What lies in the future of data analytics apps
As the data and AI evolves, I see three trends shaping the future of data apps:
- Self service analytics - the best tools will empower teams of all skillsets and expertise to build and share insights.
- Seamless integration - data apps will connect to all your data with minimal effort using AI generated connectors.
- Predictive analytics - data apps will guide decisions.
The future will very much be shaped by the flexibility that LLM development enables.

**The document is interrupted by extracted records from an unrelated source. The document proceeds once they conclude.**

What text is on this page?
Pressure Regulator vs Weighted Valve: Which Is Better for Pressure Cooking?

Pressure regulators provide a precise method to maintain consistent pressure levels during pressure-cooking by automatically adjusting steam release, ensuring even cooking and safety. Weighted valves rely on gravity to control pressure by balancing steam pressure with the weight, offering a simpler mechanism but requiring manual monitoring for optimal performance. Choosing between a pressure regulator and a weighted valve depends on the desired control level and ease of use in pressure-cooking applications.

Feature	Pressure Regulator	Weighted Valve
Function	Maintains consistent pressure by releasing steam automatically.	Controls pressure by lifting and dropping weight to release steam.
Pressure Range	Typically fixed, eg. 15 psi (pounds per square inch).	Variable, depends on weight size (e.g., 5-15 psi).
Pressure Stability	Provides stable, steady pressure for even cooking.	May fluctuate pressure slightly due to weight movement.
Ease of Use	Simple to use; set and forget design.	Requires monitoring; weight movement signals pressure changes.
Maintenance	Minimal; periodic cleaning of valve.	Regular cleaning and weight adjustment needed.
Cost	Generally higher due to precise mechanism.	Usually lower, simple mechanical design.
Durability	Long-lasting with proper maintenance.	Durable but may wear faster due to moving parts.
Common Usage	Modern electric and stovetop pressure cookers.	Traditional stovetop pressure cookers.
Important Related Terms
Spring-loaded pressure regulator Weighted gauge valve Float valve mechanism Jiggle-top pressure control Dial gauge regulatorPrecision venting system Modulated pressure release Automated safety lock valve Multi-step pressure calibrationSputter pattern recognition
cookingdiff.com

Self-service analytics as a whole has historically struggled from balancing the sophistication of the possible analysis and technical ability. This is no longer an issue when AI can provide much of the necessary expertise. The experience is closer to requesting a report from an analyst than self-service analytics have ever been in the past. This external expertise also unlocks advanced analytics and predictive technologies that were previously reserved for only the most critical problems, such as bringing machine learning expertise to every problem.
Similarly, access to data has often thwarted efforts to empower business experts to analyze their own data. Often the data needed to answer a business question is buried in a highly technical database, and hence a data engineer is needed to retrieve it. With LLMs, the technical barriers to data access are much lower since they can search for and retrieve the data. This makes data governance more important than ever, but ultimately enables non-technical users to do things they never could before.
Building data apps the modern way is a bit more than choosing the “coolest” new platform. It is an opportunity to understand your skills, weigh the tradeoffs, and build applications that actually help your organization make better decisions.
That’s the opportunity in front of us: to move beyond static reports and into a world where data apps are dynamic, interactive, and integral to how organizations run.
So the question is: how is your organization rethinking its approach to data apps?